New batch in each epoch

Hello. I am trying to use augmented and not augmented dataset in each epoch(for example: augmented in one epoch not augmented in different epoch) but i couldn’t figure out how to do it. My approach was loading DataLoader in each epoch again and again but I think it’s wrong.

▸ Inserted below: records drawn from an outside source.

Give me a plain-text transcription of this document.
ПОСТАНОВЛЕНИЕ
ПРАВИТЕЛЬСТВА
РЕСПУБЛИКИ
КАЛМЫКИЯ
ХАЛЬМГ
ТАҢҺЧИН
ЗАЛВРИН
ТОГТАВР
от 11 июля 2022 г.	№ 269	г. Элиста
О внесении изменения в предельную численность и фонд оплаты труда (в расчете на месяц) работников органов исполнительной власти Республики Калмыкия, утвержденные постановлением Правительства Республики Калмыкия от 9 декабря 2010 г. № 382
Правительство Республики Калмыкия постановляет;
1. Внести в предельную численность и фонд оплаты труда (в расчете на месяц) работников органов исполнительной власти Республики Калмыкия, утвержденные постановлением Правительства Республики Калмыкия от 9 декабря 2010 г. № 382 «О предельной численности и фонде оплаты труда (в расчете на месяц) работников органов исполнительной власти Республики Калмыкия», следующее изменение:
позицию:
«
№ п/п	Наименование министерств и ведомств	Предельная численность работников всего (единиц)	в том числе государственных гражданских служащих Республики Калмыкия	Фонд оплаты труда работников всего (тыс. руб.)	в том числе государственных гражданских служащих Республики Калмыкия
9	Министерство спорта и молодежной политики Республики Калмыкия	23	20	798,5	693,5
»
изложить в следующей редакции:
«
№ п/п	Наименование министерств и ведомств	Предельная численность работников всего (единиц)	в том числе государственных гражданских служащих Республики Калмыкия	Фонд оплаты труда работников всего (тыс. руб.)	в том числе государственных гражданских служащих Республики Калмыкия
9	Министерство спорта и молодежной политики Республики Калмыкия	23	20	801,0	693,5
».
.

Because when i print indexes in getitem in my Dataset, there are a lot of duplicate indexes.
Here is my code for training: CodePile | Easily Share Piles of Code
Here is my code for the dataset: CodePile | Easily Share Piles of Code
How can i achieve what i want?
Thanks in advance.

hi, you’re not clear about what you want. at least i don’t get it.
also re-creating dataloader can not cause duplicate index.

import torch
class Dataset1(torch.utils.data.Dataset):


    def __init__(self,lenght):
        self.idx = torch.arange(lenght)**2

  

    def __len__(self):

        return len(self.idx)

    def __getitem__(self, i):
        return i , self.idx[i]
    
    
train_sampler = torch.utils.data.SubsetRandomSampler(torch.arange(100))
Training_Data = Dataset1(100)

train_loader = torch.utils.data.DataLoader(Training_Data, batch_size=4, sampler=train_sampler,
                                           num_workers=2, pin_memory=False)


idx = []
for x,y in train_loader:
    print(x,y)
    idx.append(x)
all_index , _= torch.sort(torch.cat(idx))
print(all_index)

output :
tensor([91, 55, 82, 31]) tensor([8281, 3025, 6724, 961])
tensor([71, 23, 29, 25]) tensor([5041, 529, 841, 625])
tensor([70, 10, 26, 93]) tensor([4900, 100, 676, 8649])
tensor([75, 96, 36, 85]) tensor([5625, 9216, 1296, 7225])
tensor([48, 86, 38, 22]) tensor([2304, 7396, 1444, 484])
tensor([44, 46, 98, 3]) tensor([1936, 2116, 9604, 9])
tensor([12, 33, 27, 99]) tensor([ 144, 1089, 729, 9801])
tensor([43, 65, 16, 2]) tensor([1849, 4225, 256, 4])
tensor([63, 97, 51, 47]) tensor([3969, 9409, 2601, 2209])
tensor([69, 45, 76, 56]) tensor([4761, 2025, 5776, 3136])
tensor([32, 11, 68, 64]) tensor([1024, 121, 4624, 4096])
tensor([52, 39, 18, 5]) tensor([2704, 1521, 324, 25])
tensor([ 0, 79, 92, 35]) tensor([ 0, 6241, 8464, 1225])
tensor([77, 54, 21, 60]) tensor([5929, 2916, 441, 3600])
tensor([81, 1, 57, 58]) tensor([6561, 1, 3249, 3364])
tensor([ 7, 13, 84, 94]) tensor([ 49, 169, 7056, 8836])
tensor([67, 14, 80, 89]) tensor([4489, 196, 6400, 7921])
tensor([83, 20, 53, 37]) tensor([6889, 400, 2809, 1369])
tensor([62, 66, 15, 78]) tensor([3844, 4356, 225, 6084])
tensor([59, 90, 17, 42]) tensor([3481, 8100, 289, 1764])
tensor([72, 41, 95, 50]) tensor([5184, 1681, 9025, 2500])
tensor([73, 28, 74, 49]) tensor([5329, 784, 5476, 2401])
tensor([19, 34, 61, 30]) tensor([ 361, 1156, 3721, 900])
tensor([ 8, 87, 6, 9]) tensor([ 64, 7569, 36, 81])
tensor([40, 88, 24, 4]) tensor([1600, 7744, 576, 16])
tensor([ 0, 1, 2, 3, 4, 5, 6, 7, 8, 9, 10, 11, 12, 13, 14, 15, 16, 17,
18, 19, 20, 21, 22, 23, 24, 25, 26, 27, 28, 29, 30, 31, 32, 33, 34, 35,
36, 37, 38, 39, 40, 41, 42, 43, 44, 45, 46, 47, 48, 49, 50, 51, 52, 53,
54, 55, 56, 57, 58, 59, 60, 61, 62, 63, 64, 65, 66, 67, 68, 69, 70, 71,
72, 73, 74, 75, 76, 77, 78, 79, 80, 81, 82, 83, 84, 85, 86, 87, 88, 89,
90, 91, 92, 93, 94, 95, 96, 97, 98, 99])

Thank you so much for your answer. I just wanna understand how sampling works. In one iteration i want my program to select batch that has augmented images and in another iteration i want my program to select batch that doesnt have augmented image.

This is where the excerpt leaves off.